Anime Stable Diffusion Model

A custom Stable Diffusion model fine-tuned for anime-style image generation, trained on a large dataset of anime images. This is the first concept model for the entire series as I am spending more time filtering and processing the larger dataset.
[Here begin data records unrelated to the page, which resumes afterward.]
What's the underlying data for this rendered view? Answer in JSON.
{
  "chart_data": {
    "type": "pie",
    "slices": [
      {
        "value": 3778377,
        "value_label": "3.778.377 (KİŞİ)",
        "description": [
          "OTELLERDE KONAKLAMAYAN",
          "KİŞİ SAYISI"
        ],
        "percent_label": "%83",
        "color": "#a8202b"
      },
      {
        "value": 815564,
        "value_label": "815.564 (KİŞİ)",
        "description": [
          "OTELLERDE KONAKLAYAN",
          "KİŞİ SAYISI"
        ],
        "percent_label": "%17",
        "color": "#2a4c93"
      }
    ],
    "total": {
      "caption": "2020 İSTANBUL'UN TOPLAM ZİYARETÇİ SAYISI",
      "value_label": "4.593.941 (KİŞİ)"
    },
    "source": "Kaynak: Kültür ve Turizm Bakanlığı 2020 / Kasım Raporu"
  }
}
Currently the model is still undertrained, while it can reflect certain notions, a lot of additional improvements need to be done.

Prompt

Danbooru style tagging.

Quality tag: Masterpiece, high quality, normal quality, low quality Aesthetic tag: Very aesthetic, aesthetic, pleasent, unpleasent

Additional special tag: High resolution, elegant, artist:

Rating Modifier	Rating Criterion
-	general
-	sensitive
nsfw	questionable
nsfw	explicit

Recommanded prompt order: Rating tag, quality tag, aesthetic tag, (additional tag), general tag

Dataset Specifications

Total Images: 172k
General Training Set: 160k images
Aesthetic Fine-tuning Set: 12k high-quality images
Resolution: 1024x1024

Hardware Configuration

GPUs: 2x NVIDIA RTX 6000 Ada
Training Time: 16 days (General), 3 days (Aesthetic fine tune)

Training Configuration

Parameter	Value	Description
Resolution	1024x1024	Training resolution
Batch Size	8x2x2	Effective batch size
Learning Rate	5e-5	Base learning rate
Text Encoder LR	1e-5	Learning rate for text encoder
Epochs	10	Total training epochs
Mixed Precision	FP16	Training precision mode
Optimizer	AdamW8bit	Optimizer type

Advanced Settings

Feature	Setting	Purpose
Gradient Checkpointing	Enabled	Memory optimization
XFormers	Enabled	Attention optimization
Memory Efficient Attention	Enabled	Memory optimization
Bucket Resolution Steps	128	Dynamic resolution handling
Min Bucket Resolution	512	Minimum image size
Max Bucket Resolution	4096	Maximum image size
Noise Offset	0.035	Training stability
Min SNR Gamma	5	Signal-to-noise ratio control